The iov payload is a single dummy byte (`0x00`). The BEAM receives this via `:socket.recvmsg/5` and decodes FDs from the control message as native-endian 32-bit integers.

## Message Format

All messages are byte-oriented, no framing needed (each message is atomic and small).
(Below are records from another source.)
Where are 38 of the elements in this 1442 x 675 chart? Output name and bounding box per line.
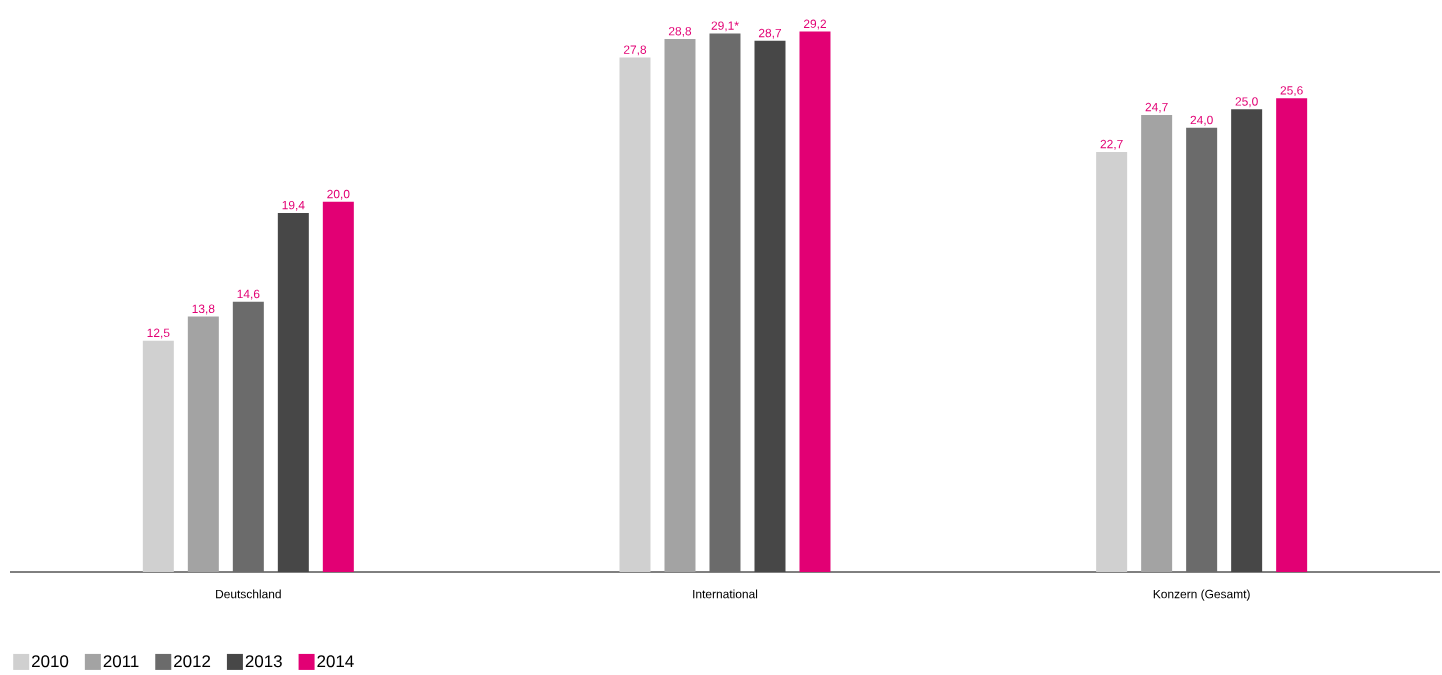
legend-label: 2014 [317,655,354,668]
bar [619,57,651,572]
data-label: 24,0 [1190,115,1213,126]
data-label: 25,6 [1280,86,1303,97]
data-label: 29,1* [711,21,739,32]
x-tick-label: Deutschland [216,589,281,599]
bar [1276,98,1308,572]
bar [322,201,354,572]
legend-label: 2013 [245,655,282,668]
x-tick-label: Konzern (Gesamt) [1153,589,1250,601]
bar [142,340,174,572]
legend-label: 2012 [174,655,211,668]
bar [187,316,219,572]
bar [1231,109,1263,572]
data-label: 19,4 [282,200,305,211]
bar [664,39,696,572]
legend-label: 2010 [32,655,69,668]
bar [754,40,786,572]
legend-label: 2011 [103,655,139,668]
data-label: 14,6 [237,289,260,300]
data-label: 20,0 [327,189,350,200]
data-label: 13,8 [192,304,215,315]
bar [709,33,741,572]
data-label: 27,8 [623,45,647,56]
data-label: 28,8 [668,26,692,37]
bar [799,31,831,572]
data-label: 25,0 [1235,97,1258,108]
x-tick-label: International [693,589,758,599]
bar [1096,151,1128,572]
bar [1186,127,1218,572]
bar [232,301,264,572]
data-label: 24,7 [1145,102,1168,113]
data-label: 12,5 [147,328,170,339]
bar [1141,114,1173,572]
bar [277,212,309,572]
data-label: 29,2 [803,19,827,30]
data-label: 22,7 [1100,139,1123,150]
data-label: 28,7 [758,28,782,39]
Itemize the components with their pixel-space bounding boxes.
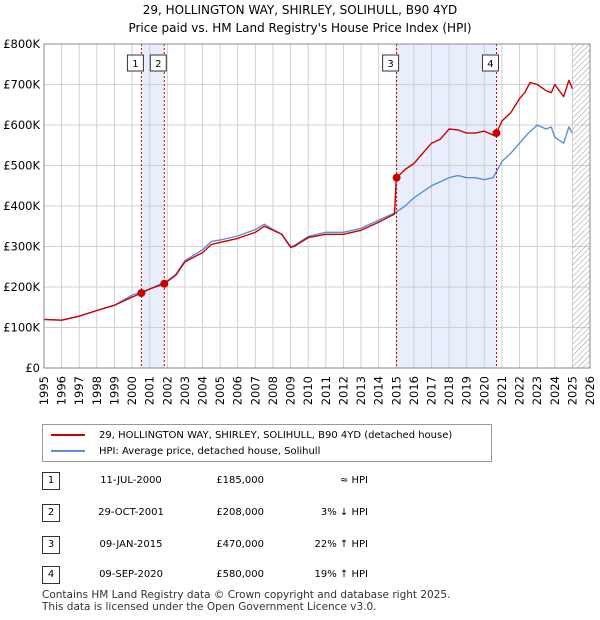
- x-tick-label: 2001: [143, 376, 157, 405]
- y-tick-label: £0: [25, 361, 40, 375]
- transaction-price: £580,000: [216, 569, 264, 580]
- price-chart: 1 2 3 4 £0 £100K £200K £300K £400K £500K £600K £70…: [3, 37, 597, 405]
- sale-number-label: 2: [155, 59, 161, 70]
- x-tick-label: 2016: [407, 376, 421, 405]
- table-row: 1 11-JUL-2000 £185,000 ≈ HPI: [42, 472, 382, 490]
- footer-licence: This data is licensed under the Open Gov…: [42, 600, 377, 613]
- legend-item-hpi: HPI: Average price, detached house, Soli…: [51, 444, 320, 458]
- transaction-date: 09-SEP-2020: [99, 569, 163, 580]
- x-tick-label: 2012: [336, 376, 350, 405]
- property-price-line: [43, 79, 574, 321]
- x-tick-label: 1995: [37, 376, 51, 405]
- sale-point: [160, 279, 169, 288]
- x-tick-label: 2010: [301, 376, 315, 405]
- y-tick-label: £700K: [3, 78, 40, 92]
- legend-label-hpi: HPI: Average price, detached house, Soli…: [99, 445, 321, 457]
- sale-number-label: 4: [487, 59, 493, 70]
- x-tick-label: 2013: [354, 376, 368, 405]
- transaction-price: £185,000: [216, 475, 264, 486]
- sale-point: [392, 173, 401, 182]
- transaction-hpi-comparison: 22% ↑ HPI: [314, 539, 368, 550]
- table-row: 3 09-JAN-2015 £470,000 22% ↑ HPI: [42, 536, 382, 554]
- sale-number-label: 3: [387, 59, 393, 70]
- table-row: 2 29-OCT-2001 £208,000 3% ↓ HPI: [42, 504, 382, 522]
- y-tick-label: £800K: [3, 37, 40, 51]
- x-tick-label: 1999: [107, 376, 121, 405]
- transaction-price: £208,000: [216, 507, 264, 518]
- sale-number-box: [481, 54, 499, 72]
- x-tick-label: 2017: [424, 376, 438, 405]
- transaction-price: £470,000: [216, 539, 264, 550]
- y-tick-label: £500K: [3, 159, 40, 173]
- sale-number-box: [126, 54, 144, 72]
- transaction-number: 1: [42, 472, 60, 490]
- x-tick-label: 2000: [125, 376, 139, 405]
- transaction-number: 2: [42, 504, 60, 522]
- x-tick-label: 2021: [495, 376, 509, 405]
- x-tick-label: 2024: [548, 376, 562, 405]
- y-tick-label: £100K: [3, 321, 40, 335]
- footer-copyright: Contains HM Land Registry data © Crown c…: [42, 589, 451, 601]
- transaction-date: 09-JAN-2015: [99, 539, 163, 550]
- transaction-hpi-comparison: ≈ HPI: [339, 475, 368, 486]
- legend-label-property: 29, HOLLINGTON WAY, SHIRLEY, SOLIHULL, B…: [99, 429, 453, 441]
- chart-legend: 29, HOLLINGTON WAY, SHIRLEY, SOLIHULL, B…: [42, 424, 492, 462]
- x-tick-label: 2019: [460, 376, 474, 405]
- transaction-date: 11-JUL-2000: [100, 475, 162, 486]
- x-tick-label: 2025: [565, 376, 579, 405]
- table-row: 4 09-SEP-2020 £580,000 19% ↑ HPI: [42, 566, 382, 584]
- y-tick-label: £600K: [3, 118, 40, 132]
- footer-attribution: Contains HM Land Registry data © Crown c…: [42, 589, 451, 613]
- x-tick-label: 2008: [266, 376, 280, 405]
- chart-title: 29, HOLLINGTON WAY, SHIRLEY, SOLIHULL, B…: [142, 3, 458, 17]
- x-tick-label: 2006: [231, 376, 245, 405]
- x-tick-label: 2009: [284, 376, 298, 405]
- transaction-hpi-comparison: 19% ↑ HPI: [314, 569, 368, 580]
- y-tick-label: £400K: [3, 199, 40, 213]
- x-tick-label: 2004: [196, 376, 210, 405]
- x-tick-label: 2003: [178, 376, 192, 405]
- x-tick-label: 2007: [248, 376, 262, 405]
- plot-frame: [43, 43, 591, 369]
- x-tick-label: 1998: [90, 376, 104, 405]
- x-tick-label: 1996: [55, 376, 69, 405]
- x-tick-label: 2018: [442, 376, 456, 405]
- legend-swatch-property: [51, 434, 85, 436]
- transaction-number: 3: [42, 536, 60, 554]
- x-tick-label: 1997: [72, 376, 86, 405]
- sale-point: [137, 289, 146, 298]
- y-tick-label: £200K: [3, 280, 40, 294]
- x-tick-label: 2002: [160, 376, 174, 405]
- y-tick-label: £300K: [3, 240, 40, 254]
- transaction-number: 4: [42, 566, 60, 584]
- transaction-hpi-comparison: 3% ↓ HPI: [320, 507, 368, 518]
- x-tick-label: 2020: [477, 376, 491, 405]
- sale-point: [492, 129, 501, 138]
- chart-subtitle: Price paid vs. HM Land Registry's House …: [128, 21, 472, 35]
- legend-swatch-hpi: [51, 450, 85, 452]
- x-tick-label: 2022: [513, 376, 527, 405]
- x-tick-label: 2023: [530, 376, 544, 405]
- x-tick-label: 2014: [372, 376, 386, 405]
- x-tick-label: 2015: [389, 376, 403, 405]
- sale-number-label: 1: [132, 59, 138, 70]
- x-tick-label: 2005: [213, 376, 227, 405]
- forecast-hatch: [572, 44, 590, 368]
- x-tick-label: 2011: [319, 376, 333, 405]
- transaction-date: 29-OCT-2001: [98, 507, 164, 518]
- sale-number-box: [149, 54, 167, 72]
- x-tick-label: 2026: [583, 376, 597, 405]
- legend-item-property: 29, HOLLINGTON WAY, SHIRLEY, SOLIHULL, B…: [51, 428, 452, 442]
- sale-number-box: [382, 54, 400, 72]
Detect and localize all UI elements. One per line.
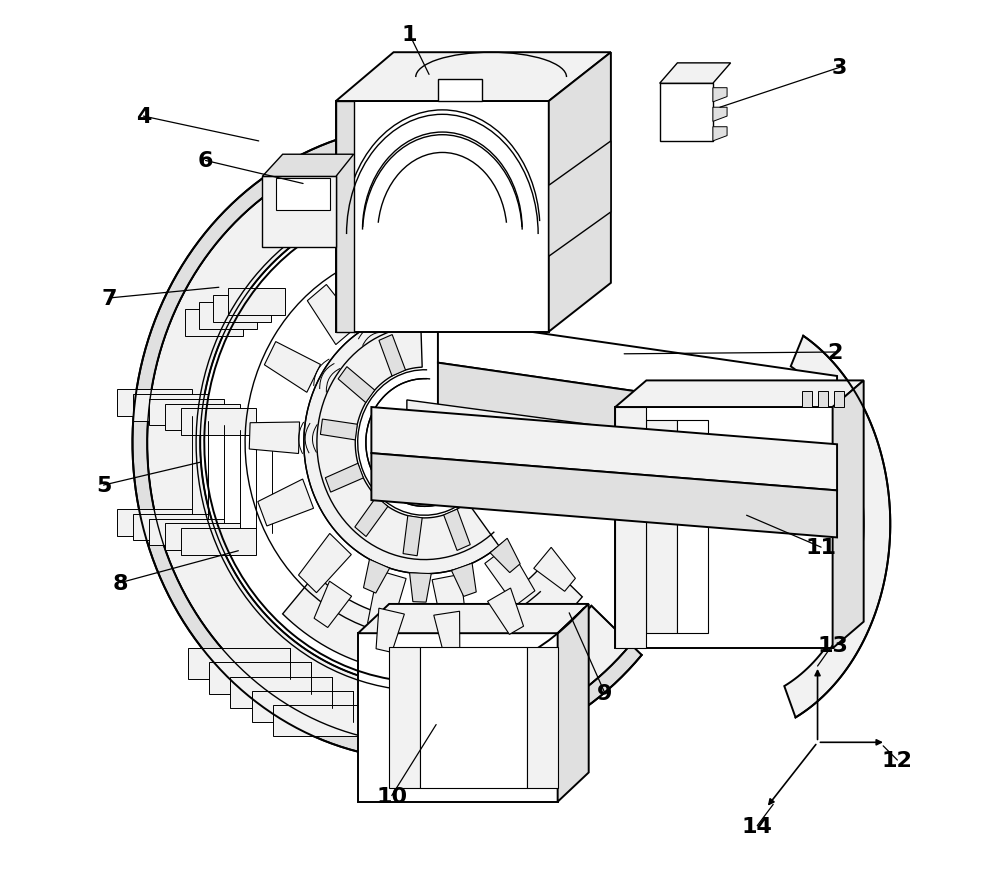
Polygon shape (371, 408, 837, 491)
Text: 2: 2 (828, 343, 843, 362)
Polygon shape (818, 392, 828, 408)
Polygon shape (338, 368, 375, 403)
Polygon shape (444, 509, 470, 551)
Polygon shape (358, 633, 558, 802)
Polygon shape (802, 392, 812, 408)
Polygon shape (364, 560, 390, 594)
Polygon shape (336, 53, 611, 102)
Polygon shape (336, 102, 354, 332)
Polygon shape (230, 677, 332, 708)
Polygon shape (249, 423, 300, 454)
Polygon shape (407, 400, 837, 492)
Polygon shape (490, 539, 520, 573)
Polygon shape (713, 128, 727, 142)
Polygon shape (132, 128, 642, 760)
Polygon shape (438, 80, 482, 102)
Polygon shape (320, 420, 357, 440)
Polygon shape (181, 529, 256, 556)
Polygon shape (117, 509, 192, 536)
Polygon shape (527, 647, 558, 789)
Polygon shape (149, 519, 224, 546)
Polygon shape (615, 381, 864, 408)
Text: 5: 5 (96, 476, 111, 495)
Polygon shape (228, 289, 285, 315)
Polygon shape (407, 434, 837, 525)
Polygon shape (485, 546, 535, 606)
Text: 1: 1 (402, 26, 417, 45)
Polygon shape (262, 155, 354, 177)
Polygon shape (298, 534, 351, 593)
Polygon shape (314, 581, 352, 628)
Polygon shape (368, 571, 406, 630)
Text: 9: 9 (597, 683, 612, 703)
Text: 4: 4 (136, 107, 151, 127)
Polygon shape (165, 524, 240, 550)
Polygon shape (262, 177, 336, 248)
Polygon shape (438, 319, 837, 421)
Polygon shape (833, 381, 864, 649)
Polygon shape (336, 102, 549, 332)
Polygon shape (371, 454, 837, 538)
Polygon shape (199, 303, 257, 330)
Polygon shape (149, 400, 224, 426)
Polygon shape (403, 516, 422, 556)
Polygon shape (133, 394, 208, 421)
Polygon shape (252, 691, 353, 722)
Polygon shape (784, 337, 890, 718)
Polygon shape (209, 663, 311, 694)
Polygon shape (376, 609, 404, 653)
Polygon shape (660, 84, 713, 142)
Text: 14: 14 (742, 816, 773, 835)
Polygon shape (615, 408, 833, 649)
Polygon shape (307, 285, 359, 346)
Polygon shape (117, 390, 192, 416)
Polygon shape (534, 548, 575, 592)
Polygon shape (549, 53, 611, 332)
Polygon shape (420, 647, 527, 789)
Polygon shape (165, 404, 240, 431)
Polygon shape (133, 514, 208, 540)
Polygon shape (273, 705, 374, 736)
Polygon shape (358, 604, 589, 633)
Polygon shape (181, 409, 256, 436)
Polygon shape (438, 363, 837, 465)
Text: 3: 3 (832, 58, 847, 78)
Polygon shape (325, 463, 363, 493)
Polygon shape (646, 421, 677, 633)
Text: 11: 11 (806, 538, 837, 557)
Polygon shape (660, 64, 731, 84)
Polygon shape (558, 604, 589, 802)
Polygon shape (451, 563, 476, 597)
Text: 12: 12 (882, 750, 913, 770)
Text: 13: 13 (817, 635, 848, 655)
Polygon shape (304, 312, 499, 574)
Text: 7: 7 (102, 289, 117, 308)
Polygon shape (264, 342, 320, 392)
Polygon shape (188, 649, 290, 680)
Polygon shape (488, 588, 524, 634)
Polygon shape (185, 310, 243, 337)
Polygon shape (432, 575, 467, 633)
Polygon shape (713, 108, 727, 122)
Polygon shape (283, 562, 582, 673)
Polygon shape (549, 142, 611, 257)
Polygon shape (147, 144, 631, 744)
Polygon shape (355, 497, 388, 537)
Polygon shape (258, 479, 314, 526)
Text: 6: 6 (198, 152, 213, 171)
Text: 10: 10 (376, 786, 407, 805)
Polygon shape (368, 256, 406, 315)
Polygon shape (677, 421, 708, 633)
Polygon shape (410, 573, 431, 602)
Polygon shape (615, 408, 646, 649)
Text: 8: 8 (113, 573, 128, 593)
Polygon shape (834, 392, 844, 408)
Polygon shape (276, 179, 330, 211)
Polygon shape (713, 89, 727, 103)
Polygon shape (379, 335, 406, 377)
Polygon shape (389, 647, 420, 789)
Polygon shape (434, 611, 460, 655)
Polygon shape (213, 296, 271, 323)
### BEAM → Shepherd Commands

| Byte | Command | Payload | Description |
|------|---------|---------|-------------|
| `0x01` | `CMD_KILL` | `signal_number` (1 byte) | Kill the child process group with given signal |
| `0x02` | `CMD_CLOSE_STDIN` | (none) | Close shepherd's copy of stdin write FD |
| `0x03` | `CMD_SET_WINSIZE` | `rows` (2 bytes, big-endian) + `cols` (2 bytes, big-endian) | Set PTY window size via `ioctl(TIOCSWINSZ)` |

### Shepherd → BEAM Messages

| Byte | Message | Payload | Description |
|------|---------|---------|-------------|
| `0x80` | `MSG_CHILD_STARTED` | `pid` (4 bytes, big-endian) | Child process PID after successful fork+exec |
| `0x81` | `MSG_CHILD_EXITED` | `status` (4 bytes, big-endian) | Child exit status (exit code or 128+signal) |
| `0x82` | `MSG_ERROR` | `length` (2 bytes, big-endian) + `message` (N bytes) | Error message string |

## Exit Status Encoding

- Normal exit: `WEXITSTATUS(status)` (0-255)
- Signal death: `128 + WTERMSIG(status)` (e.g., SIGKILL=9 → 137)

## Kill Protocol

When BEAM sends `CMD_KILL`:
1. Shepherd calls `kill(-child_pid, signal)` (process group kill)
2. Falls back to `kill(child_pid, signal)` if group doesn't exist

The BEAM also sends a direct NIF kill as belt-and-suspenders.

## Close Stdin Protocol

Both sides must close their copy of stdin for the child to see EOF:
1. BEAM closes its NIF resource (closes the FD)
2. BEAM sends `CMD_CLOSE_STDIN` to shepherd
3. Shepherd closes its copy of `stdin_write_fd`

Only then does the child's `read(STDIN_FILENO)` return 0 (EOF).

## BEAM Death Detection

The shepherd watches the UDS with `poll()`:
- `POLLHUP` or `POLLERR` → BEAM died
- Triggers `kill_child()`: SIGTERM → configurable timeout → SIGKILL
- Also triggers cgroup cleanup if configured